Um dos problemas centrais é a indefinição de prioridades do governo da União. O presidente da República e vários de seus ministros costumam citar, em discursos e entrevistas, o crescimento da exportação brasileira e o robusto superávit comercial conseguido nos últimos anos. Mas são incapazes de cuidar do comércio com a atenção necessária, porque não estabelecem escalas de importância para os diferentes programas e projetos sob sua responsabilidade.
Neste momento, o Brasil está sob a ameaça de suspensão de importações de vários produtos pela União Européia. Os europeus concederam ao governo brasileiro uma nova oportunidade para enfrentar os problemas do controle sanitário. Essa concessão é uma moratória, baseada na promessa de execução de um plano.

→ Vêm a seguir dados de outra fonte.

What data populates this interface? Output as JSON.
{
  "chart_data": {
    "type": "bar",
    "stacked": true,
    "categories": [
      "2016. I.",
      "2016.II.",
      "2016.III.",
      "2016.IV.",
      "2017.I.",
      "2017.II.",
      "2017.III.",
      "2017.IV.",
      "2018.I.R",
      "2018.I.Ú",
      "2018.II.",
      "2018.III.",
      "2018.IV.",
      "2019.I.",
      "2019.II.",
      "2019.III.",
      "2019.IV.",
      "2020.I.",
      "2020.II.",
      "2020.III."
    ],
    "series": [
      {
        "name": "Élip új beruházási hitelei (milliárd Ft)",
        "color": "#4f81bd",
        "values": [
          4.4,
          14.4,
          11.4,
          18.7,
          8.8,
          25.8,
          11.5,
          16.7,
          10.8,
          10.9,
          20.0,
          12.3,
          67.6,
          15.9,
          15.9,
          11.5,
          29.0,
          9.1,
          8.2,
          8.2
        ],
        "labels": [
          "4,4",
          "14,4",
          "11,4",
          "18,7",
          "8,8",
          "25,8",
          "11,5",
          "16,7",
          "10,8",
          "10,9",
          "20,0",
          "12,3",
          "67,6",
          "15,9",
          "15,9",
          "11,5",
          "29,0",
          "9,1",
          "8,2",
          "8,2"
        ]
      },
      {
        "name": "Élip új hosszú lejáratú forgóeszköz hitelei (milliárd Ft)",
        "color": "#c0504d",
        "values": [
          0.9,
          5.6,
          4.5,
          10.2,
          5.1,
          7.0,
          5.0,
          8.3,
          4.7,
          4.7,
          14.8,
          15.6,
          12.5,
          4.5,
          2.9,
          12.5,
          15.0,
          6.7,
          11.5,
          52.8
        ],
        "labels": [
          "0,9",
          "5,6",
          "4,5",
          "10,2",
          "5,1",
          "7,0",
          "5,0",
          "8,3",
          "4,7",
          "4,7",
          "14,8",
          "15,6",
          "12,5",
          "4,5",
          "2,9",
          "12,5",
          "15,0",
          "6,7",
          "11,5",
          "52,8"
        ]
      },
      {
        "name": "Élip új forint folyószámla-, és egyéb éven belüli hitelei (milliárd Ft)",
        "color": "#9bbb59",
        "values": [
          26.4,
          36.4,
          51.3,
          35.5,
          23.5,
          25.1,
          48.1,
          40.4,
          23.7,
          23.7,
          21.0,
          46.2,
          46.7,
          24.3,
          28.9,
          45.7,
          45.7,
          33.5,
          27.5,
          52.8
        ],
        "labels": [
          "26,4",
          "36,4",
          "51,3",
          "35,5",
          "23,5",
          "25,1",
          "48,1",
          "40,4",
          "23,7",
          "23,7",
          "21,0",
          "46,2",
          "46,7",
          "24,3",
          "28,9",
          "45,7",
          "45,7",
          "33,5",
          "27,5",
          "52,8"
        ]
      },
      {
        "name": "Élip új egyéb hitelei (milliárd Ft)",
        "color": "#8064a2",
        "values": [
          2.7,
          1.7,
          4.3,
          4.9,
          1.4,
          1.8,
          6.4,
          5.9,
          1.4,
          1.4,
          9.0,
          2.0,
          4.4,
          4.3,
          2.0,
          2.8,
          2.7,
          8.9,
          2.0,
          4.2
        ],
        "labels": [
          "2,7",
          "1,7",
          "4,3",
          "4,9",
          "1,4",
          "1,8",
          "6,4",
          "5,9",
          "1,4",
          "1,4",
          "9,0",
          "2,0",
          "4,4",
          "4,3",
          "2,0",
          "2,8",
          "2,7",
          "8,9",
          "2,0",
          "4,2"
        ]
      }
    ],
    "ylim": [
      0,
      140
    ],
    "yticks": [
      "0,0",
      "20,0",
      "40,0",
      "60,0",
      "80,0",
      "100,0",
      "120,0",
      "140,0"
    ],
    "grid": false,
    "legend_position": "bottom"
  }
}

Se Brasília for incapaz de agir de acordo com a gravidade do problema, o País poderá sofrer enormes prejuízos no comércio internacional.
O relatório do TCU e a reportagem sobre as condições de fiscalização na fronteira com o Paraguai são alertas gravíssimos. Num dos postos de fronteira, os funcionários não dispõem sequer de eletricidade e de condições mínimas de segurança para sair à noite de seu abrigo precário. É essa a resposta às cobranças dos importadores?